Eight members of the Undergraduate Organizing Committee sent a letter to parents of undergraduates in late August, condemning a “crisis of mentorship” at Yale and claiming that the University falsely reported its student-faculty ratio in the U.S. News and World Report college rankings.

Citing statistics from a yet unpublished study conducted in 2002-03 by the Graduate Employees and Students Organization, the letter’s authors decried the University’s supposedly heavy reliance on non-tenure track and graduate instructors. Yale’s dependence on “transient” faculty and graduate instructors has hindered students’ ability to find advisors and adequately discuss course material, the students said in the letter.

Although all the signatories were UOC members, the authors said the letter was not an official UOC action.

According to the letter, 47 percent of faculty listed as primary instructors in the spring 2003 semester were non-tenure track and graduate instructors. The letter said Yale’s student-faculty ratio is 9.5 to 1, rather than the 7 to 1 ratio cited in U.S. News and World Report’s annual survey.

“The fact that Yale is falsifying its records to the U.S. News and World Report is something that people need to know,” UOC member Zachary Schwartz-Weinstein ’04 said.

Yale College Dean Richard Brodhead, who called the letter “dishonest,” said the students sent it without the administration’s knowledge or approval. Only 7 percent of classes have a graduate student as the primary instructor, he said.

“The numbers used in this letter are wholly inaccurate, and one can only think, misleading for a purpose,” History Department chairman Jon Butler said.

Schwartz-Weinstein said the UOC members decided to write the letter after they saw the GESO study’s statistics on percentages of “transient” or non-tenure track faculty — adjunct instructors, lectors, and graduate student teachers. The letter said GESO decided to conduct the study in response to the Committee on Yale College Education’s academic review, which was released in April. The review failed to address the increase in transient faculty teaching undergraduates, the letter said.

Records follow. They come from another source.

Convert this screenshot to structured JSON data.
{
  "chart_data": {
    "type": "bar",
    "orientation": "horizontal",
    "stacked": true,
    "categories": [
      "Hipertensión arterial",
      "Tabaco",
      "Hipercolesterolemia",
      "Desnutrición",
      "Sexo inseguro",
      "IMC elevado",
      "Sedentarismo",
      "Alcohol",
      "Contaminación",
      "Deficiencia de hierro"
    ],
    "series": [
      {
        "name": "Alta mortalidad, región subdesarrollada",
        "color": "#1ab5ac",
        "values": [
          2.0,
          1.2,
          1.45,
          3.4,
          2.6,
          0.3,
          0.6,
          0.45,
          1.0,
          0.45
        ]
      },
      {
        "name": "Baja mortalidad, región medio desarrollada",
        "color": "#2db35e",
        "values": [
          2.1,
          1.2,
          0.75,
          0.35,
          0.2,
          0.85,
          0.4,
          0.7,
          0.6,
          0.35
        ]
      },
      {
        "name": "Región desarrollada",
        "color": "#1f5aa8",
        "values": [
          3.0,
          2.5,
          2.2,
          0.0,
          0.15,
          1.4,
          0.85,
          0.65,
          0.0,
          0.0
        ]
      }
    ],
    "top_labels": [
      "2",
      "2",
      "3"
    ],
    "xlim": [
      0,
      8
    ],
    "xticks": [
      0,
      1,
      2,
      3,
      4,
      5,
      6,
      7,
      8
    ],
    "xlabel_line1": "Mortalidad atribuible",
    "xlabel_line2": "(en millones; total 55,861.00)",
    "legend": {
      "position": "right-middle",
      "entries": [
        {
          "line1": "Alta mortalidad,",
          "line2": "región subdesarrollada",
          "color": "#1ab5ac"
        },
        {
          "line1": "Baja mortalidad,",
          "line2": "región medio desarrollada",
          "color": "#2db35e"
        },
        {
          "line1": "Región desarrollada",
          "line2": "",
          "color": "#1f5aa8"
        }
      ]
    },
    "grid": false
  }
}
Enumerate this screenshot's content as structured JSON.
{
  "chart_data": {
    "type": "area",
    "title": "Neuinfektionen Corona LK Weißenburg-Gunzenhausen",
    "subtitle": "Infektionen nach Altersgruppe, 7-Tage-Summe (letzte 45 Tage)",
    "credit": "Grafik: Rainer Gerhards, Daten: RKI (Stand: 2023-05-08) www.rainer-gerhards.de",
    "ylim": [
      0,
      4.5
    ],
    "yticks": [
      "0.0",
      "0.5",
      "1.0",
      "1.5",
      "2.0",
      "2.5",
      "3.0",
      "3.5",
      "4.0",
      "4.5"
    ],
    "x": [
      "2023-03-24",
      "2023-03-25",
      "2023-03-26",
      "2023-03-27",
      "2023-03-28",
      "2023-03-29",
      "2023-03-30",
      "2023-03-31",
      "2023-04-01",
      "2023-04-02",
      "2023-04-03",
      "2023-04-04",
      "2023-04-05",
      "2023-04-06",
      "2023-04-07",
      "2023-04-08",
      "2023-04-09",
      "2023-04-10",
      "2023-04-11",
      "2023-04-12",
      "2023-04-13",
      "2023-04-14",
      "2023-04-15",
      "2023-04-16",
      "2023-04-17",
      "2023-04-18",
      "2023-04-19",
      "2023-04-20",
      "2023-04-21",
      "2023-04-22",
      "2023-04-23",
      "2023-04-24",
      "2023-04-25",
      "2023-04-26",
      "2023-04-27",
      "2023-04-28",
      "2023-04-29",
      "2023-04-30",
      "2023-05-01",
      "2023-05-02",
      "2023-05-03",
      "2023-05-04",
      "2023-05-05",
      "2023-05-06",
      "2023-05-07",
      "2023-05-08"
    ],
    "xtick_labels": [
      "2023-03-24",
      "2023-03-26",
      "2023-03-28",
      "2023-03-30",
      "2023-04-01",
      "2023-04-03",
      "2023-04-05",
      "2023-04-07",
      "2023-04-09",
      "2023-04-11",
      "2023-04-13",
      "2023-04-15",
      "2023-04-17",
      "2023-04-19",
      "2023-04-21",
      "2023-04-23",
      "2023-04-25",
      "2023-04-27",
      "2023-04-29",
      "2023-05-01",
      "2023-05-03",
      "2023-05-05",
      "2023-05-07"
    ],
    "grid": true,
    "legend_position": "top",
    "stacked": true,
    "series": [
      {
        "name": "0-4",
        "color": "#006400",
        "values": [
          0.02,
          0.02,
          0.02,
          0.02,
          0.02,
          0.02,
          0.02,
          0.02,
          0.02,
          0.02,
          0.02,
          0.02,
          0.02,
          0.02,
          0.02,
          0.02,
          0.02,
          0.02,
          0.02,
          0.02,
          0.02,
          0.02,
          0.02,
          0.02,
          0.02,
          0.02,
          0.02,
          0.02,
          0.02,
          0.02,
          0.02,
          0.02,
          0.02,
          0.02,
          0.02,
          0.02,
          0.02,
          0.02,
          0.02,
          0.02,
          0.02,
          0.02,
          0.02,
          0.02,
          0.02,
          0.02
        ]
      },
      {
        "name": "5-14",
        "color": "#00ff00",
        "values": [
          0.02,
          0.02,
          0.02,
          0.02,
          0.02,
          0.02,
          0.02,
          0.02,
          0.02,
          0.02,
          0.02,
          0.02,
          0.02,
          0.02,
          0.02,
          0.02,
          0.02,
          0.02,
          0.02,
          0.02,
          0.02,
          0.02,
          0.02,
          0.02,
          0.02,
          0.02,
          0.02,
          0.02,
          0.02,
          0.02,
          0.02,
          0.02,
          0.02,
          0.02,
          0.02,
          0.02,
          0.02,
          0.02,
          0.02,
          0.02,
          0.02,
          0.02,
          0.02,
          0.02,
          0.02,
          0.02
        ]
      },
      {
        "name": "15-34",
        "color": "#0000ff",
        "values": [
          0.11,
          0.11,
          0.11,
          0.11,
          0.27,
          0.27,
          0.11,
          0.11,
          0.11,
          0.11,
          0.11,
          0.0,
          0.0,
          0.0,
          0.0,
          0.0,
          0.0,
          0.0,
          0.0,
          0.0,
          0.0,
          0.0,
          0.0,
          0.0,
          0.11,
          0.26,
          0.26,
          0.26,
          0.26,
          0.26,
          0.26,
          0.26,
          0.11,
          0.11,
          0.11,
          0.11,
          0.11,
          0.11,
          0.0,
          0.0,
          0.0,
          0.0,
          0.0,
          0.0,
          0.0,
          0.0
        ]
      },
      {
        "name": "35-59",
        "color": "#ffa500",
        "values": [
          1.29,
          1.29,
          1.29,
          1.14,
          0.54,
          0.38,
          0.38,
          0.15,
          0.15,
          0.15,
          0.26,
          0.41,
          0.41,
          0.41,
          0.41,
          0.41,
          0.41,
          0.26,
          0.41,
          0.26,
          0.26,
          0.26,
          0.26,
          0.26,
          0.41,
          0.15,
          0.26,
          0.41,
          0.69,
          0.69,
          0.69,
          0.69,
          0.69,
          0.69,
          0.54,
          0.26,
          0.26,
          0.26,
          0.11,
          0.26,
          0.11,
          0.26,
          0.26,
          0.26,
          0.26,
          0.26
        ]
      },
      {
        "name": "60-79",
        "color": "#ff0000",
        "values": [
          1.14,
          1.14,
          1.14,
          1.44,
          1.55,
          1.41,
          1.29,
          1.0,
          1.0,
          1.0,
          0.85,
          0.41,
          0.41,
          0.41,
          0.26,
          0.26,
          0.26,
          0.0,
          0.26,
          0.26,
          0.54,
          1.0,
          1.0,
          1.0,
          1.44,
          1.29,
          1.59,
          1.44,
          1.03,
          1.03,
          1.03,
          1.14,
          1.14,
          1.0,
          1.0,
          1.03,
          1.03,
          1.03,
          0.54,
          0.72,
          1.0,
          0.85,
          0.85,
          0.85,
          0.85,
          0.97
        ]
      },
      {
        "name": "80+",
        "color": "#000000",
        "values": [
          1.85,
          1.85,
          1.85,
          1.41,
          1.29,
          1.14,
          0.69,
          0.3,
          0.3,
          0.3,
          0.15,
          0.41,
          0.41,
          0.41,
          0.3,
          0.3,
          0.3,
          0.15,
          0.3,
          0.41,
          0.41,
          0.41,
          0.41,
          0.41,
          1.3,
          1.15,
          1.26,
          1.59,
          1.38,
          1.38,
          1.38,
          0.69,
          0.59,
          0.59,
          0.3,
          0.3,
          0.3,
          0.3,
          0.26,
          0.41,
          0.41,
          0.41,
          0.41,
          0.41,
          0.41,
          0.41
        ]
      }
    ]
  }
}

Butler said the History Department does not depend on graduate students to fill out its curriculum, but instead awards them the chance to teach seminars and sections as part of their own training. Even so, Butler said the majority of the responsibility for course design and instruction still lies in the hands of the professor.

But GESO Chairwoman Anita Seth GRD ’05 said the statistics Yale provides overlook the needs of undergraduates. She said GESO used available public information, such as the course catalogue, when compiling the data for its study.

“To include the people who are not here on a permanent basis gives a mischaracterization,” she said. “If you are looking at advising — there’s a very different role that full-time faculty play.”

GESO published a similar report in 1999 entitled “Casual in Blue,” which also addressed concerns about Yale’s dependence on non-ladder faculty.

The letter’s use of the term “transient” also drew harsh criticism from Brodhead. Non-ladder faculty include whole ranks of lectors and senior lectors, many of whom have several-year contracts, Brodhead said.

“The word ‘transient’ is an extremely obnoxious and inappropriate word in this context,” he said.

Butler said the History Department views its lector contracts, which range from one to three years in length and are frequently renewed, as long-term relationships. Yale also sponsors visiting professors to give students access to distinguished scholars, he added.

GESO member Brenda Carter GRD ’04, who directed research for the study, acknowledged that lectors are frequently more permanent fixtures at Yale. Nevertheless, she said these non-ladder faculty are at a disadvantage.

“There’s a real problem with the academic freedom that people in jobs like that actually have,” she said. “Your relationship with the administration is actually very different than a faculty with tenure.”

Carter said even though she is a graduate student, she is still concerned about the quality of undergraduate education. She and Seth said the welfare of undergraduate and graduate students are more related than most people think.

“Our working conditions are your learning conditions,” Seth said. “When we have more resources and more control over our working environment, you have better learning conditions.”

To that end, the letter said the two groups are planning to co-sponsor forums in major cities across the United States to address issues raised by the letter. It asked parents to return an enclosed postcard if they wanted more information. UOC member Joshua Eidelson ’06 said the group has received a good number of postcards from parents.

Brodhead, however, said he received no questions or comments at a panel discussion for 500 parents held the Friday freshmen arrived.

“I think people were not worried about it because it was simply not true,” he said.